While tensions between Hong Kong and China are running high due to recent comments made by Peking University professor Kong Qingdong (孔慶東), the problem has been brewing for a while, political commentator Paul Lin (林保華) said.
Kong, commenting on a widely circulated YouTube video of Hong Kongers telling off Chinese tourists for allowing children to eat on the Hong Kong MTR, on Jan. 19 made scathing remarks about Hong Kongers on VODone, a Chinese state-affiliated media company, calling them “bastards” for using Cantonese when Chinese tourists obviously didn’t understand, adding that the Hong Kongers were “the dogs of British colonialists.”
The reaction of Hong Kongers shows that despite being “returned” to China for more than a decade, “the hearts of the Hong Kongers have yet to return,” Lin said.
During the British colonial period, Hong Kongers looked down on the Chinese and the 1980 TV drama series The Good, the Bad, and the Ugly (網中人) even made fun of new Chinese immigrants, calling them derogatorily Y can (阿燦), Lin said. The term refers to one of the characters in the drama series: a poor, unassuming and not-so-bright Chinese immigrant.
However, now the Chinese have become rich the tables have turned, and it is the Chinese who look down on the Hong Kongers, calling them Gang can (港燦) in turn, he added.
However, the wealth of the Chinese was not the source of the problem per se, Lin said.
“The problem is that the Chinese are flaunting their wealth and putting on airs, while taking advantage of the Hong Kongers,” Lin said.
As examples, Lin cited the imminent implementation of regulations to allow inhabitants of Guangdong Province and Hong Kong to drive between the two locations and the steady stream of pregnant Chinese women going to Hong Kong to give birth. Hong Kongers are fed up with being taken advantage of, he said.
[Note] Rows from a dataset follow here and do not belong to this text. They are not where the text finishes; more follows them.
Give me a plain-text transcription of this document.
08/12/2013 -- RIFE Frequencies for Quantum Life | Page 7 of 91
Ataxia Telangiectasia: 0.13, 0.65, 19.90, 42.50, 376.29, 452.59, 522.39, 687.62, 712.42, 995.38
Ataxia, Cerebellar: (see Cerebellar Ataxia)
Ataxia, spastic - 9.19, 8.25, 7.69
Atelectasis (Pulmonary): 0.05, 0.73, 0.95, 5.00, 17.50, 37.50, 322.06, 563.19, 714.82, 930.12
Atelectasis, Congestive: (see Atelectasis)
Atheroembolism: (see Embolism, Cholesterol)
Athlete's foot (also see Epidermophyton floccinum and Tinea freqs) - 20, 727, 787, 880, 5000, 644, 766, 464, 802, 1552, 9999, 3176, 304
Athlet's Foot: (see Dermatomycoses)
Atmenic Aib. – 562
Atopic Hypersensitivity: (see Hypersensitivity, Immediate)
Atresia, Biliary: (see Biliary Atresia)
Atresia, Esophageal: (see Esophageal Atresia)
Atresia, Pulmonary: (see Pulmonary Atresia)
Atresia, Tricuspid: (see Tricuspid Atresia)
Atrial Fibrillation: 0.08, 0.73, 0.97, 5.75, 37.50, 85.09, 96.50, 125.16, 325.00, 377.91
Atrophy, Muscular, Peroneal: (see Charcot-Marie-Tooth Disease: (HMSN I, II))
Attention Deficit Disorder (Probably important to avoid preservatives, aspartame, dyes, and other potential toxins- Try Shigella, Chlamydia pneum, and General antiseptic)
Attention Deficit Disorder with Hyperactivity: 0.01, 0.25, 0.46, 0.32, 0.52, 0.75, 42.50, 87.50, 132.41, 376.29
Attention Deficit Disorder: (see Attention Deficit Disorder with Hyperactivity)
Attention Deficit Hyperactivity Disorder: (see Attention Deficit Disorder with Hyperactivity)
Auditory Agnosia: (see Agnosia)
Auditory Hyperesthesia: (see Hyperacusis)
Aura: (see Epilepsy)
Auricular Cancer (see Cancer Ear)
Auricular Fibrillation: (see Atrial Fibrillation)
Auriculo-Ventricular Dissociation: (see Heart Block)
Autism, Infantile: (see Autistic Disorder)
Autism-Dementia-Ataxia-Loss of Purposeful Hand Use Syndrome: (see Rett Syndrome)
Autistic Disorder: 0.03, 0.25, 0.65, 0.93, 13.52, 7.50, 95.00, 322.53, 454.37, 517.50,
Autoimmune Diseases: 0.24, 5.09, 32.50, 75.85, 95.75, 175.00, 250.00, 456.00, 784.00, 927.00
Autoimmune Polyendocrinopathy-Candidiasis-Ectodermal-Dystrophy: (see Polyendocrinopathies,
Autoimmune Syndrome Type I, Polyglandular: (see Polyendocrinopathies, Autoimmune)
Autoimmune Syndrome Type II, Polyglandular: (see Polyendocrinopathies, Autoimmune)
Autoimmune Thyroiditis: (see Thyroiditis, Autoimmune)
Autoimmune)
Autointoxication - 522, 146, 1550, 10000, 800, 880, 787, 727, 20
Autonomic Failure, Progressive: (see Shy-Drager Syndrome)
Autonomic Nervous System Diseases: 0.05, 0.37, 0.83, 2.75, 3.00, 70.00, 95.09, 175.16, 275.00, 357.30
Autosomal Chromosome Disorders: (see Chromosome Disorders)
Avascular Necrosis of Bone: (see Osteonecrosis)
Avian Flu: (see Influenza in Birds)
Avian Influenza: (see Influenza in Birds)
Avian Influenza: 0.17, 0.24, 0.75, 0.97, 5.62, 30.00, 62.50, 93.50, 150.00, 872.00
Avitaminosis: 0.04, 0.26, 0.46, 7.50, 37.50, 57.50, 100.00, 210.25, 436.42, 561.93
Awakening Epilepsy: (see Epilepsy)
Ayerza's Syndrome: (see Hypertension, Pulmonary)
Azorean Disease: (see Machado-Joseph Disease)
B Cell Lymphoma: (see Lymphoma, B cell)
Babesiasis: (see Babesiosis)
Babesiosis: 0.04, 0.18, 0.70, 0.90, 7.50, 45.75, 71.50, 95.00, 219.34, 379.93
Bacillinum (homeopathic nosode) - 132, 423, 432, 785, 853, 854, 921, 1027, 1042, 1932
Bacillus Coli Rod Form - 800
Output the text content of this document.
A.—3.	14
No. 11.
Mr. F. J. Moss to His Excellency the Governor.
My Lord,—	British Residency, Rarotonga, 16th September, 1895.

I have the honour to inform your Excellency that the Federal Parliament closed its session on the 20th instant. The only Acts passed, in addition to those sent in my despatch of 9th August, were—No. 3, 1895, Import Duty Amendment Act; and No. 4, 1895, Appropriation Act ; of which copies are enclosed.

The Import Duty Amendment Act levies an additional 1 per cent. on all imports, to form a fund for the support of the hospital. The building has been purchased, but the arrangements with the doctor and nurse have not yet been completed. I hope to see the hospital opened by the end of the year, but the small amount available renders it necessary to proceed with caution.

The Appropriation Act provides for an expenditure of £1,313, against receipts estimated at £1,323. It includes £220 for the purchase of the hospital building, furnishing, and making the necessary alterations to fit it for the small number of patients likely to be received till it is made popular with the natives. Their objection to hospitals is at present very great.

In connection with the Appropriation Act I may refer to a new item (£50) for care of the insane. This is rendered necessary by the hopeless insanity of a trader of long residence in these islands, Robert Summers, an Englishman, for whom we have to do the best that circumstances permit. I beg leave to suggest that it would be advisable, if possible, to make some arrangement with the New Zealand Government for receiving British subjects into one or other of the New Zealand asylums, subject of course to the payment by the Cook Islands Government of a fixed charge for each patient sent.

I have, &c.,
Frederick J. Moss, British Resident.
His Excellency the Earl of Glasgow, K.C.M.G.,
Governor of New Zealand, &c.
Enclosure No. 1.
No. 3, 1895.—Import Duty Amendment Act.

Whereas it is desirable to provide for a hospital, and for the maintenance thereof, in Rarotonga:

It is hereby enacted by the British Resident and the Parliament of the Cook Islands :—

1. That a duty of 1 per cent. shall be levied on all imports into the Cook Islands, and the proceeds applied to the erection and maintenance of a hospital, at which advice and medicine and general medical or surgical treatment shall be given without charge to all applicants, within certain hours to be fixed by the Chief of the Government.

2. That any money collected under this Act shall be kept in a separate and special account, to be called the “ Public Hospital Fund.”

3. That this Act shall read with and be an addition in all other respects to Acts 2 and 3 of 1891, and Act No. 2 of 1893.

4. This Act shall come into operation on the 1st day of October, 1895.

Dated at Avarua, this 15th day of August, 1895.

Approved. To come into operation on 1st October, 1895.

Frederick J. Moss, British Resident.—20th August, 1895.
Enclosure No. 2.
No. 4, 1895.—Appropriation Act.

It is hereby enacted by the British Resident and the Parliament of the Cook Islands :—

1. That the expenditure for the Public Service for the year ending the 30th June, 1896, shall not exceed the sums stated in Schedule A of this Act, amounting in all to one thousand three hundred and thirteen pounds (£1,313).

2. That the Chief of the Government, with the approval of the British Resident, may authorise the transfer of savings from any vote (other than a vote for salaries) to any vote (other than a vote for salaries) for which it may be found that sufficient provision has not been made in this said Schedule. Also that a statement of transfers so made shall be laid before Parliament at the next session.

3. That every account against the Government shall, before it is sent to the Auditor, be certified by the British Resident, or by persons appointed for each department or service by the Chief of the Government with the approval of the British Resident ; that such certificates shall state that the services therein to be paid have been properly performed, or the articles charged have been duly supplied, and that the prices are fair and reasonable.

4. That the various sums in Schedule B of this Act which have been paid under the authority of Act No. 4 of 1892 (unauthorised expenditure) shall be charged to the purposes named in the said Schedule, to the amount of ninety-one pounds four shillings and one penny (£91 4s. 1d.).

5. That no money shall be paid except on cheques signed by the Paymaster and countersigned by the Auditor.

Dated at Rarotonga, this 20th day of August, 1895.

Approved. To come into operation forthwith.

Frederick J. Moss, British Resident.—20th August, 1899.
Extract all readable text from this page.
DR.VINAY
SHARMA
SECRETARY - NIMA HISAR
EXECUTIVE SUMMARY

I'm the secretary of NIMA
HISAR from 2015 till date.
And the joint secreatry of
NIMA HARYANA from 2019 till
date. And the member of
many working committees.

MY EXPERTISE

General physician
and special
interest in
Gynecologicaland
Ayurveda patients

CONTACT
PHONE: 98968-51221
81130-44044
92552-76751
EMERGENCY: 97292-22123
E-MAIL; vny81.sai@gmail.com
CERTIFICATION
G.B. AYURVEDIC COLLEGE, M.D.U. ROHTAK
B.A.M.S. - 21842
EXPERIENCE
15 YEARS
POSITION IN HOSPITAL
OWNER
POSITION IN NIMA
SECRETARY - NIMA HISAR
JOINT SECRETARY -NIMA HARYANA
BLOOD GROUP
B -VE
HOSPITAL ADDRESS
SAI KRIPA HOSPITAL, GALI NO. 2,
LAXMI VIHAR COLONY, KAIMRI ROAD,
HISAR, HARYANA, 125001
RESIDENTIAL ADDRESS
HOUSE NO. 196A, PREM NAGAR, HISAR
With the difference in driving habits between the generally law-abiding Hong Kongers and their less law-abiding Chinese counterparts, an endless stream of traffic accidents could also be expected to occur in Hong Kong, Lin said
The generally low morals of Chinese tourists also trigger Hong Kongers’ discontent, he added.
On the other hand, Lin said, Hong Kong has been a part of China since it was “returned,” yet the Chinese immigrants and tourists feel it is unfair that the “one country, two systems” gives Hong Kongers a special status.
The Chinese compare Hong Kong to China and act as they do because they are jealous and they want some of the advantages the Hong Kongers enjoy, Lin said.
As for the heated online debate generated by Kong’s comments, Lin said that while it might seem that Kong’s partisans in China have the upper hand, there exists an element in Hong Kong that wishes to exacerbate the conflict to make it harder for Beijing to deal with.
Most Hong Kong netizens are from the younger generation and they are using the dispute to express their discontent with the current situation, Lin said, adding that “the problem now is that the younger generation in Hong Kong has a different view from their parent’s generation.”
When the Sino-British Joint Declaration was signed in 1984, even the pan-democracy camp agreed with it, Lin said. The Joint Declaration was the official agreement whereby the People’s Republic of China (PRC) resumed sovereignty over Hong Kong Island, the Kowloon Peninsula and the New Territories. Hong Kong island and the Kowloon Peninsula had been ceded to the British for perpetuity under the Treaty of Nanking, but the New Territories were subsequently leased to the UK for 99 years under a second treaty.
However, Lin said, the younger generation is unhappy that they have to bear the bitter fruit of what the older generation has sown.
The occasional reappearance of the old colonial Hong Kong flag on the Internet is also a clear indicator of the mindset of the younger generation, Lin added.
Beijing has not officially commented on Kong’s remarks, but there are signs that it does not entirely disown them, Lin said.
“While it might be hard for practical minded Hong Kongers to turn this incident into large-scale conflict, similar conflicts are bound to happen again,” Lin said.